Born in Germany but who lived a short time, part of her short life, here in the United States, Hesse was a 1960s modern artist, a sculptor who sought to navigate through her world and interpret it through her sculptures of industrial materials, anatomical forms, and repetition. She named her pieces with coy names, or ones that reflected scientific discoveries of her age, or her opinions on the direction of the movement she participated within.

eva hesse

One of the things that I love about being a woman, and especially a woman artist, is our ability to craft work based on our experiences and our lives. All of us, man or woman, has a life whose path is fraught with pain and difficulty, as I said before, Life can be Suffering. (I have amended that Buddhist belief for my own devices.) Woman artists have a unique capacity, I think, to craft and exhibit that pain and make it remain beautiful. Look at Frida Kahlo‘s self portraits, or Georgia O’Keefe‘s flowers, or Eva Hesse‘s sculptures, Annie Leibovitz‘s portrait photography, Yoko Ono‘s drawings and sculptures, and, more simply, the huipils of women in Central America whose embroidery communicated the stories of their culture as the Spanish decimated their people with disease and domination.

frida

Traditionally, women are seen or expected to take on this role of nurturer as if that means that they are to bend, to be flexible, to be willing to support no matter what. I believe that one of the great gains of feminism is an understanding of how those roles can be both male and female, and that women, too, can be ambitious, business-like, healthily selfish, and strong. I believe that the women’s movement is about choice, and that men, too, can gain from an understanding that feminism helps men break out of their codified existences of cold, emotional distance or “strength” at any cost. Feminism is all-encompassing, if we let it be.

OKeeffe_Georgia_Rams_Head

To get back to my original point, of being the boyfriend chaser, the love addict who seeks the wrong sort of love in place of the real thing, I am seeking to combine the understanding that it is time to find self-love and then real love, it is time to create art out of the understanding and final comprehension of these experiences, to channel the spirit of other woman artists who have broken their patterns and found their inner artist. As one line from one of my favorite poems says: it is time to eat my last meal in my old neighborhood. In many ways, the tiger trap I found myself in lately, was a gift because all I had to do was look up, grab those pieces of bamboo, and begin climbing out.

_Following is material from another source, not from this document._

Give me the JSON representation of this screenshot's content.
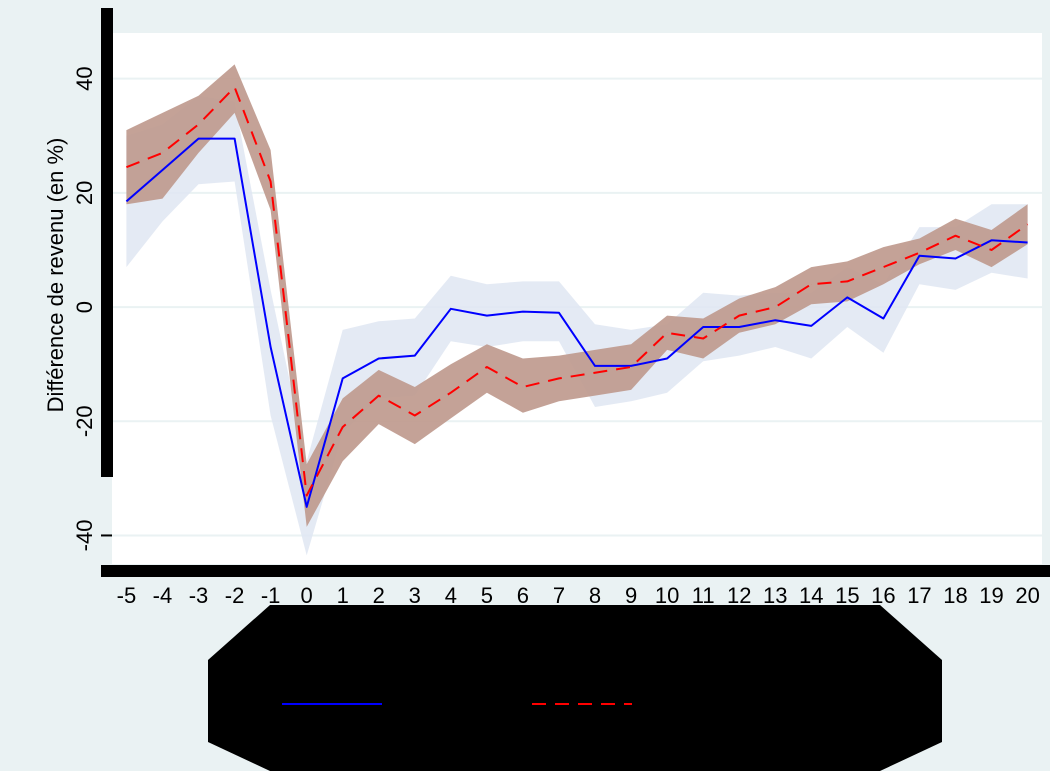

Climbing out, for me, as a woman artist, as a person whose own experience and own Terrible Master has clouded her judgement for so long, involves speaking to other people, and sharing these experiences. Today I read this article, and found it gut-wrenching, so I am linking to it. Today I spoke at length with a new friend and she opened my eyes in ways that others had not been able. Today I recommitted to being a woman artist and making this journey work, whatever it ends up being, wherever it ends up going. When I get into that boat of my dreams, every morning as I wake up, and make the conscious decision to do this, to really do it, to being the artist that I am, it is about looking these fears and decisions and successes and challenges in the face and moving through them, slowly. It is about taking moments to savour the beauty of everyday experience, like ice-skating alone today down a creek bed. It is about standing up with a straight back and liberating the self from years of patterned behavior. It is about writing, and looking, and creating, and melting metal into new shapes and forms. It is about trusting others, but trusting oneself most of all.

Being a woman is being “of fierce delicacy and passionate fragility,” and of recognizing that those two aspects are not weaknesses, but beautiful pillars to share with the world through art, or writing, or speaking, or however else you choose to communicate.

“There are very few human beings who receive the truth, complete and staggering, by instant illumination. Most of them acquire it fragment by fragment, on a small scale, by successful developments, cellularly, like a laborious mosaic.”